Prompt caching

Reuse a stable prompt prefix across calls to cut both cost and time-to-first-token. Caching works on every surface and needs no special endpoint.

How caching works

When consecutive requests share an identical leading prefix — a long system prompt, a tool catalog, a document you keep asking about — that prefix can be served from a cache instead of reprocessed. The first request writes the cache; later requests read it, paying a fraction of the input cost and starting to respond sooner. Caches are short-lived and scoped to your account.

Marking content to cache

Add a cache_control breakpoint to the end of the content you want cached. Everything up to that point becomes the cacheable prefix. The Anthropic surface takes it natively; the OpenAI-compatible surface accepts it on content parts too.
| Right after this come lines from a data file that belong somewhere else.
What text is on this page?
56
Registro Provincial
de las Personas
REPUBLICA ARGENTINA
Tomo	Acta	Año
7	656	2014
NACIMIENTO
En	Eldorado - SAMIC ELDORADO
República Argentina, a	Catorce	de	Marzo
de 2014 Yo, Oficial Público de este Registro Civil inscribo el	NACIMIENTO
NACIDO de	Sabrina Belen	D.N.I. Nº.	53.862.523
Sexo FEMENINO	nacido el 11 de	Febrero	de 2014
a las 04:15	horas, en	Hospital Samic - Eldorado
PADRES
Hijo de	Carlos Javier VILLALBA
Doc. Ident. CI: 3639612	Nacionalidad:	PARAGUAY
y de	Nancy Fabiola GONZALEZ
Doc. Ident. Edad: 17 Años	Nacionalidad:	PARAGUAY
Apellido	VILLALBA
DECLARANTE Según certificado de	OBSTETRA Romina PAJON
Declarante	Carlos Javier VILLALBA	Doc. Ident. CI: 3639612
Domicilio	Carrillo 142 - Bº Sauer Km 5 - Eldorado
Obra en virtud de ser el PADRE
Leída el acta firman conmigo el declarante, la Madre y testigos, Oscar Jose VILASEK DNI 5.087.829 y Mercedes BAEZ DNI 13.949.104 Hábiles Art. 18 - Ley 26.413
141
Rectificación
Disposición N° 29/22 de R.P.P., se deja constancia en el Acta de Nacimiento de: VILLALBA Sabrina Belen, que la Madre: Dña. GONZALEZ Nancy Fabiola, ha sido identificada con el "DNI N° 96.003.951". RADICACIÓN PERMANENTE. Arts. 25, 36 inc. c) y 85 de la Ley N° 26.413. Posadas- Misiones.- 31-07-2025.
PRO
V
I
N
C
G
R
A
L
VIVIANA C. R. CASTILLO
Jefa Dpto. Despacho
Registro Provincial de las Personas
from anthropic import Anthropic

client = Anthropic(api_key="llm_live_...", base_url="https://app.directinference.com/di")

msg = client.messages.create(
    model="claude-sonnet-4-6",
    max_tokens=512,
    system=[
        {
            "type": "text",
            "text": LONG_STABLE_INSTRUCTIONS,        # reused on every call
            "cache_control": {"type": "ephemeral"},  # mark the prefix as cacheable
        },
    ],
    messages=[{"role": "user", "content": "What changed in section 4?"}],
)

print(msg.usage)   # cache_creation_input_tokens / cache_read_input_tokens

import Anthropic from "@anthropic-ai/sdk";

const client = new Anthropic({ apiKey: "llm_live_...", baseURL: "https://app.directinference.com/di" });

const msg = await client.messages.create({
  model: "claude-sonnet-4-6",
  max_tokens: 512,
  system: [
    {
      type: "text",
      text: LONG_STABLE_INSTRUCTIONS,        // reused on every call
      cache_control: { type: "ephemeral" }, // mark the prefix as cacheable
    },
  ],
  messages: [{ role: "user", content: "What changed in section 4?" }],
});

console.log(msg.usage); // cache_creation_input_tokens / cache_read_input_tokens

# cache_control is also accepted on the OpenAI-compatible surface.
curl https://app.directinference.com/di/v1/chat/completions \
  -H "Authorization: Bearer llm_live_..." \
  -H "Content-Type: application/json" \
  -d '{
    "model": "gpt-5.5-mini",
    "messages": [
      { "role": "system", "content": [
        { "type": "text", "text": "<long stable instructions>",
          "cache_control": { "type": "ephemeral" } }
      ]},
      { "role": "user", "content": "What changed in section 4?" }
    ]
  }'

Reading cache stats

Every response reports what the cache did, in the native shape of the surface you called. On the OpenAI-compatible surface, usage.prompt_tokens_details.cached_tokens and cache_write_tokens carry the read/write split. On the Anthropic surface, that split is cache_read_input_tokens and cache_creation_input_tokens.

How caching is billed

A cached request is billed in four buckets. Reads are far cheaper than fresh input, which is where the savings come from; a write costs a little more than input once, then pays for itself across subsequent reads.

Bucket	What it is
Uncached input	Input tokens read fresh — your normal input rate.
Cache read	Input tokens served from a prior write — billed at a steep discount to input.
Cache write	The one-time cost of storing a new prefix, slightly above the input rate.
Output	Generated tokens — your normal output rate, never cached.

Cache savings in the dashboard

You do not have to add up tokens by hand. The portal surfaces cache activity and the money it saved per request and in aggregate.